Sandra D. Eksioglu is an Associate Professor of Industrial Engineering
at Clemson University. She received her Ph.D. in Industrial and Systems Engineering from the University of Florida in 2002. Dr. Eksioglu’s research focus has been on the theory and application of operations research tools to problems that arise in the areas of transportation, logistics, and supply chain. She works on developing mathematical models and solution algorithms that help design and manage large scale and complex supply-chains. In particular, she is interested in the application of these tools to the biofuels
supply chain. She received the Faculty Early Career Development (CAREER) Award from the National Science Foundation in 2011 for her work on biofuels supply chain. She has co-authored over 50 refereed journal papers and conference proceeding. She is the co-author of “Developing Spreadsheet-Based Decision Support Systems Using Excel and VBA for Excel” 2nd
Ed. which is the textbook used in one of the classes she teaches. Dr. Eksioglu is an active member of Institute for Operations Research and the Management Sciences (INFORMS), Institute of Industrial Engineers (IIE), and American Society for Engineering Education (ASEE).

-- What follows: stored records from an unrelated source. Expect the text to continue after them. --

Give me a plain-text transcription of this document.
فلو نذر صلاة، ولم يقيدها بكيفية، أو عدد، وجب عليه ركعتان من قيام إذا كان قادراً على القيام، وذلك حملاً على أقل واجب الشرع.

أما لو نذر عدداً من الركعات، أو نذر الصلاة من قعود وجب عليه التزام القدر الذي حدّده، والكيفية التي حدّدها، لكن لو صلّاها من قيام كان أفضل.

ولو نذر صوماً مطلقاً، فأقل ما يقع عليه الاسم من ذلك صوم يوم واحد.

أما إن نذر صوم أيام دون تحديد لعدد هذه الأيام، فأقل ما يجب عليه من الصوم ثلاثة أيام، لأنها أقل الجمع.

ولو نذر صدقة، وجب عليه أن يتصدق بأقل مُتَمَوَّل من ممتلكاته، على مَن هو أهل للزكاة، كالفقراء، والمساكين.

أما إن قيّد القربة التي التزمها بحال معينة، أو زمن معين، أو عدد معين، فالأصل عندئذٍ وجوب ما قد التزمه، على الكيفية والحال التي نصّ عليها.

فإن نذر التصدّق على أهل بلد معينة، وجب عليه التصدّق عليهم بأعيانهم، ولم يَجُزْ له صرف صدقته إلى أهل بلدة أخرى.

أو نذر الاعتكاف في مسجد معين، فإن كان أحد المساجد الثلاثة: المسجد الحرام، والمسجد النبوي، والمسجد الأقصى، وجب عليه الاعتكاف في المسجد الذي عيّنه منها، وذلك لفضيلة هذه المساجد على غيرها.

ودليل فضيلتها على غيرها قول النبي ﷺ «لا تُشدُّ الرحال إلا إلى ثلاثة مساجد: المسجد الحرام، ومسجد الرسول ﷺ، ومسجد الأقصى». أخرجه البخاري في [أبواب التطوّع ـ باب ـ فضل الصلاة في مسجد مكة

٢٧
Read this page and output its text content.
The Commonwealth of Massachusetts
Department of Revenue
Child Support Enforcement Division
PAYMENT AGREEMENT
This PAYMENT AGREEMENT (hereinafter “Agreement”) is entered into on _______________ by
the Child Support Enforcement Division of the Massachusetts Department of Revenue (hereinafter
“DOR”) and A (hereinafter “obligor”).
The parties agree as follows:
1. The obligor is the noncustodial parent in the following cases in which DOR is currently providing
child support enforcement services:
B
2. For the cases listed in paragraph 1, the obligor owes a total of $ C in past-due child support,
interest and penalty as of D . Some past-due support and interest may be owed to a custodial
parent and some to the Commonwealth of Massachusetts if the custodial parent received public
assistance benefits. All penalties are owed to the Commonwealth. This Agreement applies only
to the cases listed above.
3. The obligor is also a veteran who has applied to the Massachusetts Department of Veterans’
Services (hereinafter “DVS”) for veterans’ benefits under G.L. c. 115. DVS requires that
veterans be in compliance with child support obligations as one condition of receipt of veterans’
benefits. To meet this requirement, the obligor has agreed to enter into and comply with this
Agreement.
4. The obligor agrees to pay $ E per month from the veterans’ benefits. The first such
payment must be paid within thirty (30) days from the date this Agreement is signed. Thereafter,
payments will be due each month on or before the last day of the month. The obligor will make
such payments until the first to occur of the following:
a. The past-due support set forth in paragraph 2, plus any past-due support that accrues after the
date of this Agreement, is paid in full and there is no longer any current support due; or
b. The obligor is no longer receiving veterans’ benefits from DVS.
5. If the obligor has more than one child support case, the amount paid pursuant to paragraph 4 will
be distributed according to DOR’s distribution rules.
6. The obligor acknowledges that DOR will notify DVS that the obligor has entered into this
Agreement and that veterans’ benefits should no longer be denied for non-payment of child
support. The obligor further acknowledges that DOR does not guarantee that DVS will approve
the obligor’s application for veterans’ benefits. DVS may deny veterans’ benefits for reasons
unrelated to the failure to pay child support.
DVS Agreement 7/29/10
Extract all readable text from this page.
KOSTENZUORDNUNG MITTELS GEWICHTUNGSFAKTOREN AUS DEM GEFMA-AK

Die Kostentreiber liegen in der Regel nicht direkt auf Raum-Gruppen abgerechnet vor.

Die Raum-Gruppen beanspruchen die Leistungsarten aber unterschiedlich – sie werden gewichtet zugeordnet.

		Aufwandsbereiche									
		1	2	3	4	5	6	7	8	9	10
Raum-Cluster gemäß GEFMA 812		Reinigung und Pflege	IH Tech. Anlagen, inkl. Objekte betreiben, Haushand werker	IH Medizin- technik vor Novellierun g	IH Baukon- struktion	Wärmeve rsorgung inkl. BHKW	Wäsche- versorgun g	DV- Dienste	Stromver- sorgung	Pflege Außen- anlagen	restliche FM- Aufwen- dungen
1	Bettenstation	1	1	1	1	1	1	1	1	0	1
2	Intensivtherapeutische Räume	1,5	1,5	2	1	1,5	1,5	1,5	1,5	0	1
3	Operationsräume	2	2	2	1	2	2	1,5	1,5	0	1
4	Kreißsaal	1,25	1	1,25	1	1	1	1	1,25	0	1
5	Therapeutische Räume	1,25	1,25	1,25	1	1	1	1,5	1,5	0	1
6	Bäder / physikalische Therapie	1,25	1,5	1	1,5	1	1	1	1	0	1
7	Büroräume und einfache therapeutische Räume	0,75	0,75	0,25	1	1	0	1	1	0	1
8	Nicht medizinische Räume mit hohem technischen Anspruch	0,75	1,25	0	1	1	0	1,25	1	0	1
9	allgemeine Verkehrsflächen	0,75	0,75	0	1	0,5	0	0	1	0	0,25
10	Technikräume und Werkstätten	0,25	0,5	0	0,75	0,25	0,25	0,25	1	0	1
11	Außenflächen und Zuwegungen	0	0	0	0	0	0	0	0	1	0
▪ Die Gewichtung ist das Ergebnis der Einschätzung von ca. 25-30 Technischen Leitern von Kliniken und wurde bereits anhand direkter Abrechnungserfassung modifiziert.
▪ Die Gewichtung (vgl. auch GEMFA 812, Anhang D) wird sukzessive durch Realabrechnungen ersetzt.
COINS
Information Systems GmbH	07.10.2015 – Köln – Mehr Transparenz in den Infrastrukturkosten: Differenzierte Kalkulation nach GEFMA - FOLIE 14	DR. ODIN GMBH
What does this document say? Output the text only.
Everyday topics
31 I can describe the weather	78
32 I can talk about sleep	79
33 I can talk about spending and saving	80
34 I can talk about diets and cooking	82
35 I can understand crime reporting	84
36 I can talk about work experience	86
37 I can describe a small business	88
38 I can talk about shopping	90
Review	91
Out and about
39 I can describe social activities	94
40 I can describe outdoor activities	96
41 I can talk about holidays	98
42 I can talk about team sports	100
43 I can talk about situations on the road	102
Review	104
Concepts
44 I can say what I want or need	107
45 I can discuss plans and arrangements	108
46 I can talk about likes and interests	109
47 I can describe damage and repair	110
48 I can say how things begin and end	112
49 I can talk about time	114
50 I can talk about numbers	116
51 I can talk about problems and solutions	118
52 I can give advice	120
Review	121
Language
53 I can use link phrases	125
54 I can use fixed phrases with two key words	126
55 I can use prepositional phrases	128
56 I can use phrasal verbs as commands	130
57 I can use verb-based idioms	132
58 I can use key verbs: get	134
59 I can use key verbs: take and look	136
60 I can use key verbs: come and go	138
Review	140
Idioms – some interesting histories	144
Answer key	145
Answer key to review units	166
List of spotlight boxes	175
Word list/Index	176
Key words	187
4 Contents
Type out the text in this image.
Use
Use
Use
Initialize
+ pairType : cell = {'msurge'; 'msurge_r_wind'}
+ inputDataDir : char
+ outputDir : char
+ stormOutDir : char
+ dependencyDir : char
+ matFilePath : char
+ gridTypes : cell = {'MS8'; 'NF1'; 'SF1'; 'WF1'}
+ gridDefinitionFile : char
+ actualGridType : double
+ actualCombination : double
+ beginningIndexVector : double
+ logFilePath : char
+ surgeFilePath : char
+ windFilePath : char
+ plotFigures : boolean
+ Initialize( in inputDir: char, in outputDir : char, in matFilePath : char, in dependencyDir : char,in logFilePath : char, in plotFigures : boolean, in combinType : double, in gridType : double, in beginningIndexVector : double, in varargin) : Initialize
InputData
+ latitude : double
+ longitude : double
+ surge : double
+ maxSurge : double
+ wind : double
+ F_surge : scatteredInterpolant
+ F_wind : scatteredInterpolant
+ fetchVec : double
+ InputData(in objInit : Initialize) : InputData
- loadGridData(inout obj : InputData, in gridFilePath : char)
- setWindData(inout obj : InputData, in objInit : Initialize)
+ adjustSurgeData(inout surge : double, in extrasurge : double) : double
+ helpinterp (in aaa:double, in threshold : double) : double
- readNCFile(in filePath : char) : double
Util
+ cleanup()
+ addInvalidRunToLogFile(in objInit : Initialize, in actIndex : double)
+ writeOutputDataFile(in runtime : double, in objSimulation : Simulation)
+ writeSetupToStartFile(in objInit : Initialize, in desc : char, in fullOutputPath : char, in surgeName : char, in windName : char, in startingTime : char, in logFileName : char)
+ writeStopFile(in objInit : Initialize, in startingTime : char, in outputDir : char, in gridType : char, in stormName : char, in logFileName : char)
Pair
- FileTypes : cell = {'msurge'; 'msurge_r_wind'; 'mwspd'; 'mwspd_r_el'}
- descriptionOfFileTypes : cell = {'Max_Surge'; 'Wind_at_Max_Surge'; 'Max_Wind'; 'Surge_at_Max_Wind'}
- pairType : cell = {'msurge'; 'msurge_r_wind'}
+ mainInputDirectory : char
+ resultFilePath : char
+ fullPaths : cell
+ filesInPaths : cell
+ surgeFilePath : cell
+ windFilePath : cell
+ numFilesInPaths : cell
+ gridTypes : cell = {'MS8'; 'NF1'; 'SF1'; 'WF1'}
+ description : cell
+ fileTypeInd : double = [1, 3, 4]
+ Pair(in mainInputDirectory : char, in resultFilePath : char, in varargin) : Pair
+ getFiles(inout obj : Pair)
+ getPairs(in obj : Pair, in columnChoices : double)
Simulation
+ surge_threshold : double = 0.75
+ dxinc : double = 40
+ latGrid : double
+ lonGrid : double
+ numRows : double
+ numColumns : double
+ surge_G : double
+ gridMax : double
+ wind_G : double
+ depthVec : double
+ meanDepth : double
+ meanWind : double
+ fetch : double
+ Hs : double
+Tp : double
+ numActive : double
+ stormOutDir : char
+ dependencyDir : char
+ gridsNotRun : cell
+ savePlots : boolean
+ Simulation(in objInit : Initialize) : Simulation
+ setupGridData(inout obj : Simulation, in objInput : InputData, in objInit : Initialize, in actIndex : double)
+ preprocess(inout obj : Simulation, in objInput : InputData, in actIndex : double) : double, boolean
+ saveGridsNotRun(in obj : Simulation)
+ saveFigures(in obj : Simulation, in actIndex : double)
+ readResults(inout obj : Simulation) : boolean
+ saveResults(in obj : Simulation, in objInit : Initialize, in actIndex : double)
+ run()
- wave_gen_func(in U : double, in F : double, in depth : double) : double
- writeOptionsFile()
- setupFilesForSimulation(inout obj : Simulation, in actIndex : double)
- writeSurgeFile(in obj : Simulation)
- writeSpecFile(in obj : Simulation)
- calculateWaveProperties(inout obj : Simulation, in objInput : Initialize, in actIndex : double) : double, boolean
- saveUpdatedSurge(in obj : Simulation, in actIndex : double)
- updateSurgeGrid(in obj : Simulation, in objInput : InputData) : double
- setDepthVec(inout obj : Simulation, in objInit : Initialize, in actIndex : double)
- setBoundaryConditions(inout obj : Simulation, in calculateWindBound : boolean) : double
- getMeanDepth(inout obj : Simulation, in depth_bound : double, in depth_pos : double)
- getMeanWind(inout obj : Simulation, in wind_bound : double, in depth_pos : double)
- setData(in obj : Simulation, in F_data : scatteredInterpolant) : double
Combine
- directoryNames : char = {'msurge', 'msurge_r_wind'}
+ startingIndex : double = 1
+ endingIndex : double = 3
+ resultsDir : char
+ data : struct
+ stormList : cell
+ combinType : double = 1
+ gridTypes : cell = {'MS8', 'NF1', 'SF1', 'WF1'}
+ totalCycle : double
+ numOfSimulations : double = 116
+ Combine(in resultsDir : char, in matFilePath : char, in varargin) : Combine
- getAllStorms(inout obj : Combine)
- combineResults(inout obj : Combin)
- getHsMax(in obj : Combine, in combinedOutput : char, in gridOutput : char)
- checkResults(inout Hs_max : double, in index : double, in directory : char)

We present an optimization model to aid with biomass
co-firing decisions in coal fired power plants. Co-firing is a strategy that can be used to reduce greenhouse
gas emissions at coal plants. Co-firing is a practice that also impacts logistics-related costs, capital investments, plant efficiency, and tax credit collected. We present a nonlinear mixed integer programming model that captures the impact of biomass
co-firing on the logistics-related costs, capital investments, plant efficiency, tax credit collected, and emission reductions. The objective of this model is to maximize the total profits. Profits are equal to the difference between the revenues generated from the tax credit and the additional logistics and investment costs. The constraints of this model represent the relationship between the amount of coal displaced and the amount of biomass
used. These equations capture the reduced burners’ efficiencies due to burning a different product which has a lower heating value. In order to solve large instances of this problem we develop a linear approximation which is easier to solve. We test the performance of the models proposed on a case study developed using data from the State of Mississippi. We conducted a sensitivity analyses in order to evaluate the impact of biomass purchasing costs, biomass transportation costs, investment costs, and production tax credit on the cost of renewable electricity. Our results indicate that power plants would have no incentive to co-fire unless they are subsidized for their efforts. On the other side, increasing the tax credits beyond some threshold value would not necessary result in additional renewableenergy
produced. That means, in order to increase the renewable energy production, instead of using a “flat rate” tax credit, a better system would be to make the tax credit a function of the amount of renewable electricity produced.